His performance in the Series did not, he felt, balance out the strife he endured during a season that had him variously at odds with his teammates, his manager and the fans. "No, it's more a relief," he said. He leaned back in his chair as if to demonstrate the point. "I feel almost let down now. I realize that a lot of what happened I brought on myself. When you get so much money, a lot is expected of you. There are too many numbers involved with the Yankees. You take the economic situation in the country, the city being bankrupt, and here we are, the pinstripers, the money men. Little things we did and said became major. To me I'm just another person. It confuses me when people get all hyped up over what I do. There are 800 million people in China who don't give a damn. But I feel happy about what happened. I feel a great strength. I feel good for the people who stuck by me. I feel happy for the kids who can see that I made it back after all those odds against me. It was hard enough earlier. Just think what it would've been like if I hadn't performed."

Jackson took a long pull on his beer. "Sure, I'll be a Yankee next year. I'm a Yankee mainly because of George Steinbrenner. I'll continue to be one because of George Steinbrenner. But I'll say this, if things aren't better next year, I'll quit. No, that's not quite it. I just don't know if I can take it, that's all. But how can things not be better next year?"

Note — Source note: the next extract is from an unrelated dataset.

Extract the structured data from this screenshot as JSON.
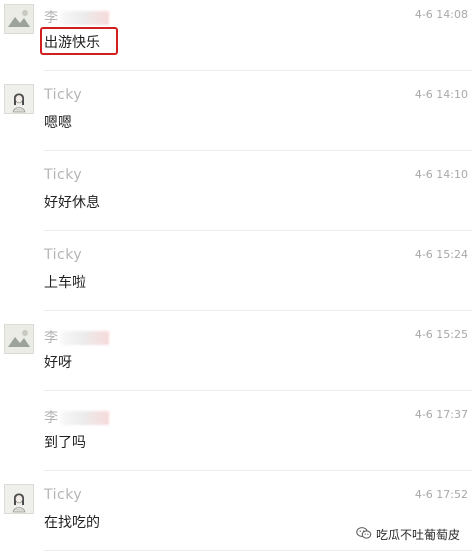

Some friends dropped in, notably the Rev. Jesse Jackson, the Chicago civil rights activist. Reggie asked them to wait in the dining room while he finished talking about himself. He was going home to his Bay Area condominium in a few days, and he was looking forward to seeing his neighbors again, his old friends, some girls and his cats. This business of his requiring fan adulation is, he snorted, so much nonsense. He likes smaller groups, not adoring crowds.

Reggie left the room to pour some more wine for his other guests. Rev. Jackson stepped into the room. Like Reggie, he is a large, broad-faced, mustachioed man. The two Jacksons look enough alike to be brothers, which they are not.

"Because of his intelligence and his gifts, Reggie's domain is bigger than baseball," said Rev. Jackson. "All the bad pitches to him do not come on the diamond. He is a fascinating man. He has a sense of history, which so many athletes don't have. I think that's why he gets up for the big games. He has a sense of moment. Greatness against the odds is the thing. Anyone can be famous. Just by jumping out of one of these buildings you can be famous. To be great is a dimension of the authentic."

Reggie came back into the room, looking authentic enough. "Hey, you don't have to go now," he said to some guests preparing to leave. "Sit down. Have some wine. We'll talk a while."

TWO PHOTOS

After each of his homers, the first two shots to right and the third a booming blow to center, Jackson tipped his cap to the adoring bleacher masses.

PHOTO

Olé! Torrez got a second Series win in Game 6.